Scientists uncovered fresh findings of the most mobile eyes in the animal kingdom - the eyes of the mantis shrimp.

Share

Mantis shrimp have extraordinary vision and even has the ability to see the polarisation of light. They have extream mobile eyes that don’t stop moving. With this ability, they apparently go out of their way to move their eyes as much as possible.

Now a collaborative study by the Bristol scientists along with University’s Ecology of Vision Laboratory enlightens the shrimp’s limits of this incredible mobility to discover at what point mantis shrimp have to steady their gaze.

Scientists discovered that indeed, even while stabilizing in the horizontal direction, they can’t resist rolling their eyes.

This is completely counter-intuitive; the whole point in stabilizing gaze is to keep the appearance of the world around them steady, but by rolling their eyes ‘up’ suddenly becomes ‘sideways’ and the world gets very complicated.

And the fascinating is, in whatever position they roll their eyes, it literally doesn’t impact on shrimps. They can still reliably and accurately follow the motion of a pattern that is moving sideways.

Scientists also discovered the reaction if the world starts revolving around shrimps. They thought the shrimps will roll their eyes to follow their surroundings. They did not.

Ilse Daly from Bristol’s School of Biological Sciences and lead author of the study said: “It would be like you tipping your head on its side, then back to normal and all angles in between all while trying to follow the motion of a target.

“Just to make things even more confusing, the left and right eyes can move completely independently of one another, such that one eye could be oriented horizontally, while the other could be twisted completely through 90 degrees to be on its side

The mantis shrimp visual system seems entirely immune from any negative effects of rolling their eyes.

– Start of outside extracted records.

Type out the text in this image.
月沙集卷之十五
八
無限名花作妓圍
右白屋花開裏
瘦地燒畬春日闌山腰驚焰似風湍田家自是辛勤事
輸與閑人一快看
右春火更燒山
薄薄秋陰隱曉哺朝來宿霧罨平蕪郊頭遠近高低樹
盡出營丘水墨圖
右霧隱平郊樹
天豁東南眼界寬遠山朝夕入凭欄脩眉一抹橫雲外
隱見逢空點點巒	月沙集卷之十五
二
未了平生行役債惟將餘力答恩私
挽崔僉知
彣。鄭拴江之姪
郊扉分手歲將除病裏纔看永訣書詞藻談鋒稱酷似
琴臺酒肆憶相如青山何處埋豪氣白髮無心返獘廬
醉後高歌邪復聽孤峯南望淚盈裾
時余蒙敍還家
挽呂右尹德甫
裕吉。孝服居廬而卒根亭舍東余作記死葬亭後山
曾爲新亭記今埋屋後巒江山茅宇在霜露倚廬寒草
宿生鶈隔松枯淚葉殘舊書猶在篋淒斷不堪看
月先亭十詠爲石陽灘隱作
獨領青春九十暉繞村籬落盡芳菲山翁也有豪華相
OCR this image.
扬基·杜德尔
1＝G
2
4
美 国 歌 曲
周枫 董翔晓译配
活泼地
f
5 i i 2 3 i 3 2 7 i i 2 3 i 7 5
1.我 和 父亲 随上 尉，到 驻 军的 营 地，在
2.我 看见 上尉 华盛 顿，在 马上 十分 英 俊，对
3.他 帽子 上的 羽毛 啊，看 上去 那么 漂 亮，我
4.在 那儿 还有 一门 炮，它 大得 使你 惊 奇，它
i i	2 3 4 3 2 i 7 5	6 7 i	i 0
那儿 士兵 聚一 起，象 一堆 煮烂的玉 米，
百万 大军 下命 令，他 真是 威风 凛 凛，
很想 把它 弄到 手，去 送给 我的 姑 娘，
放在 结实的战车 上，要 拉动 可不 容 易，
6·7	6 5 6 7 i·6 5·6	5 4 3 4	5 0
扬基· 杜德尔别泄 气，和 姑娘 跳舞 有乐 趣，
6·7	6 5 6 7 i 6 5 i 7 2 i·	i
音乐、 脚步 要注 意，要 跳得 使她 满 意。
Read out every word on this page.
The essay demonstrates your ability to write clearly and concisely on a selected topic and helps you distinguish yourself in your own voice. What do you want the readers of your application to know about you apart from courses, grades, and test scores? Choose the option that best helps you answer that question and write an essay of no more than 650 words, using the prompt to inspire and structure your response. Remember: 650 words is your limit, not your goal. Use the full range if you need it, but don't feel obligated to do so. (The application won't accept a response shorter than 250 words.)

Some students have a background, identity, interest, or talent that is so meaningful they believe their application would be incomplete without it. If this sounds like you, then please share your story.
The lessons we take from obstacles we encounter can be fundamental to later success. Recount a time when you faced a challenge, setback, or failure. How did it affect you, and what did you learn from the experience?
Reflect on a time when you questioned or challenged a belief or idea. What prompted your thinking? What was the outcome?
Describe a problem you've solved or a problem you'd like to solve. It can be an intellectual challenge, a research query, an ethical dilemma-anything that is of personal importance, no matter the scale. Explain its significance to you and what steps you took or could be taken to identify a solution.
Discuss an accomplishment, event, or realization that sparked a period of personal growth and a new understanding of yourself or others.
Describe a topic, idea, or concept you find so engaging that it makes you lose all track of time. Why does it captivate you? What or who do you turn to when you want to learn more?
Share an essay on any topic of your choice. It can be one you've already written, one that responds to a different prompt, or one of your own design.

Indeed, it appears as though rolling has absolutely no effect on their perception of space at all: up is still up, even when their eyes have rolled completely sideways. This is unprecedented in the animal kingdom.

Scientists further want to check the presence of such a one of a kind movement recognition framework and completely investigate how it gives mantis shrimps a reasonable perspective of the world paying little respect to how much or how rapidly they’re rolling their eyes.

Their findings are published today in the journal Proceedings of the Royal Society B.